Batch
normalization has a hidden dependency that bites in practice: it normalises each
feature across the mini-batch, so the statistics it uses for one example are tangled
up with whatever other examples happen to share the batch. Shrink the batch and the estimates
get noisy; reach a batch of size 1 and they are undefined.
Layer normalization cures this by turning the normalisation
sideways. Instead of averaging one feature down a column of examples, it
averages all the features within a single example. The example becomes
self-sufficient — its normalisation depends on nothing but itself. This is the normalisation
the transformer
is built on.
One example, normalised across its features, line by line
Take a single token's feature vector
x = (x_1, \dots, x_d) \in \mathbb{R}^d. Every statistic below is
computed over the d features of this one vector — no other
example is involved.
Step 1 — the mean over features. Average the
d coordinates of this example:
\mu = \frac{1}{d}\sum_{j=1}^{d} x_j.
Step 2 — the variance over features. Their mean squared deviation from that
per-example mean:
\sigma^2 = \frac{1}{d}\sum_{j=1}^{d} (x_j - \mu)^2.
Step 3 — normalise the vector. Subtract the mean and divide by the standard
deviation, coordinate by coordinate (\varepsilon again guarding the
division):
\hat{x} = \frac{x - \mu}{\sqrt{\sigma^2 + \varepsilon}}.
Now \hat{x} has mean 0 and variance
1 across its own features — and it got there without
consulting a single other example.
Step 4 — learnable per-feature scale and shift. As with batch norm, two
learnable vectors \gamma, \beta \in \mathbb{R}^d restore
expressivity, applied elementwise (\odot is the Hadamard product):
y = \gamma \odot \hat{x} + \beta.
Here \gamma and \beta hold one value
per feature, so the network can re-weight each coordinate after standardising.

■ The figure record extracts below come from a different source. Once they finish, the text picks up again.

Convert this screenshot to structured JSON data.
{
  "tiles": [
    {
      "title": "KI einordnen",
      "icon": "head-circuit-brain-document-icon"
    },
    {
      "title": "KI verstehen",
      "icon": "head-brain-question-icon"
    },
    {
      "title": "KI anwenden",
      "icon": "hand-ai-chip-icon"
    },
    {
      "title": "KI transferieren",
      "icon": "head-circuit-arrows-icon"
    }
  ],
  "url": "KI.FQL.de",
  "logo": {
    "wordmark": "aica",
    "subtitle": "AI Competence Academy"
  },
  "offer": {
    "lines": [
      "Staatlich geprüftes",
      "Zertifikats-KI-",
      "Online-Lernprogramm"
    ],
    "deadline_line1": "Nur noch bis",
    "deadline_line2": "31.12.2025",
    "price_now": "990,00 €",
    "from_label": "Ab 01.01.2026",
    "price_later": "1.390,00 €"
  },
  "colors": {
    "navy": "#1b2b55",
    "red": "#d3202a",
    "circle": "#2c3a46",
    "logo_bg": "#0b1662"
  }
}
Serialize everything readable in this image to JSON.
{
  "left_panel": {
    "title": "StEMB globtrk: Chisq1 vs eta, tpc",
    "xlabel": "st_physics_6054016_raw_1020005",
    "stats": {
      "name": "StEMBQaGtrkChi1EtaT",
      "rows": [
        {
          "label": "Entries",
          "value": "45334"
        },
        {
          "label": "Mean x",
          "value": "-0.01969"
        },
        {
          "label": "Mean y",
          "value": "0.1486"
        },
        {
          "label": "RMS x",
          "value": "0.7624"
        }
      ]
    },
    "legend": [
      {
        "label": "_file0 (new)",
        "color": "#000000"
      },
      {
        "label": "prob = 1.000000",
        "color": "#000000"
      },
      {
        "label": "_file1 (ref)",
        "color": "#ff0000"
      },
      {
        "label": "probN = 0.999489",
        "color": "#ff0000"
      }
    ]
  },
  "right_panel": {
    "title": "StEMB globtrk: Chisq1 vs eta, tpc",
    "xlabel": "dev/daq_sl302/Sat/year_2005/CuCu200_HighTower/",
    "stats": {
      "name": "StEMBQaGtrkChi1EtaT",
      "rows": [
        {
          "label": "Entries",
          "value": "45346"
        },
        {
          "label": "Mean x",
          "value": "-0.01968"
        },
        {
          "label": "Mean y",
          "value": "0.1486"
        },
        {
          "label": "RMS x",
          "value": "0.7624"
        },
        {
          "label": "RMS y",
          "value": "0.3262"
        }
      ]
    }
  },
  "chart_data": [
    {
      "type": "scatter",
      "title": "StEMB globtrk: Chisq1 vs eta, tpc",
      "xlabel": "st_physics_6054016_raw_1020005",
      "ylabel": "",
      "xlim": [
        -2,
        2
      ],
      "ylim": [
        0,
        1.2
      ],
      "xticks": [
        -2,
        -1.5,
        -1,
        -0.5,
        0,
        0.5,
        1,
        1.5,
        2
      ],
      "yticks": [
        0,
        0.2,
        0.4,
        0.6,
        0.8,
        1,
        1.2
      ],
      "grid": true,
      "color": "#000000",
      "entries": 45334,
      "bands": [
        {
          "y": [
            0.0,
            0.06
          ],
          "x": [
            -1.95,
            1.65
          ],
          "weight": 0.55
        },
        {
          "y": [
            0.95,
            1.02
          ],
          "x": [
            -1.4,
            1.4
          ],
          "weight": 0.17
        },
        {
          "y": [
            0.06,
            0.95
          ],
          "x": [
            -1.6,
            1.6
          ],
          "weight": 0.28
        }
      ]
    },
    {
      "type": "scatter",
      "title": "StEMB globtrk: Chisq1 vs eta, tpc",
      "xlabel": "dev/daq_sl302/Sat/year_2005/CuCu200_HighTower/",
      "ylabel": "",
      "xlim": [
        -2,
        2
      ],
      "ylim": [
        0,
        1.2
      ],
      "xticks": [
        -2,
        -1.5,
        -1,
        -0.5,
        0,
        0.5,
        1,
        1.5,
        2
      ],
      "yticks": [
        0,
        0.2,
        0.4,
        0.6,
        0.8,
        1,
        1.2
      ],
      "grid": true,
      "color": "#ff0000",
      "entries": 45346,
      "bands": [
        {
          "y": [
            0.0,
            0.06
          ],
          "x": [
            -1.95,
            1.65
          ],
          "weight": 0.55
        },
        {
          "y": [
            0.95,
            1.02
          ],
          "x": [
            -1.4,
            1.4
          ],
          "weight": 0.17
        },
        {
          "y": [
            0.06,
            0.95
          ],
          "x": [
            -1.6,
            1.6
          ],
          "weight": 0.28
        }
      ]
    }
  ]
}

The axis is the whole point
Picture the activations as a grid: rows are examples, columns are
features. The contrast is entirely about which way you average:
-
Batch norm averages down a column — one feature across all
examples in the batch.
-
Layer norm averages along a row — all features within one
example.
Because a row is self-contained, layer norm is batch-independent: it behaves
identically for a batch of 10{,}000 or a batch of
1, and identically in training and at inference. There are no
running averages to maintain — the same formula runs everywhere.
For a single example's feature vector
x \in \mathbb{R}^d, layer normalization applies:
-
Per-example statistics:
\mu = \tfrac{1}{d}\sum_j x_j and
\sigma^2 = \tfrac{1}{d}\sum_j (x_j - \mu)^2, then
\hat{x} = (x - \mu)/\sqrt{\sigma^2 + \varepsilon} and
y = \gamma \odot \hat{x} + \beta (with per-feature
\gamma, \beta).
-
Axis: it normalises across the features of one example, whereas
batch norm normalises across the batch for one feature.
-
Batch independence: no batch statistics and no running averages — the
transform is identical for any batch size (including 1) and
identical in training and inference, which is exactly why it suits
variable-length sequences and small or streaming batches.
Transformers process sequences whose length varies token to token and whose batches, at
generation time, are often a single example fed one token at a time. Batch norm is a poor
fit here: its statistics would mix unrelated tokens and collapse at batch size
1. Layer norm sidesteps all of it — each token normalises against
its own features, so the same code path serves a training batch of thousands and an
inference batch of one. That batch-independence, more than any raw accuracy gain, is why it
became the default normaliser of the entire transformer family.
Modern models often go one step further with RMSNorm, which drops the mean
subtraction entirely and divides only by the root-mean-square of the features,
\hat{x} = \frac{x}{\sqrt{\tfrac{1}{d}\sum_j x_j^2 + \varepsilon}}.
It is cheaper (no mean, no centring) and works about as well, suggesting the re-centring
was never the load-bearing part — the re-scaling was. We'll meet it properly later.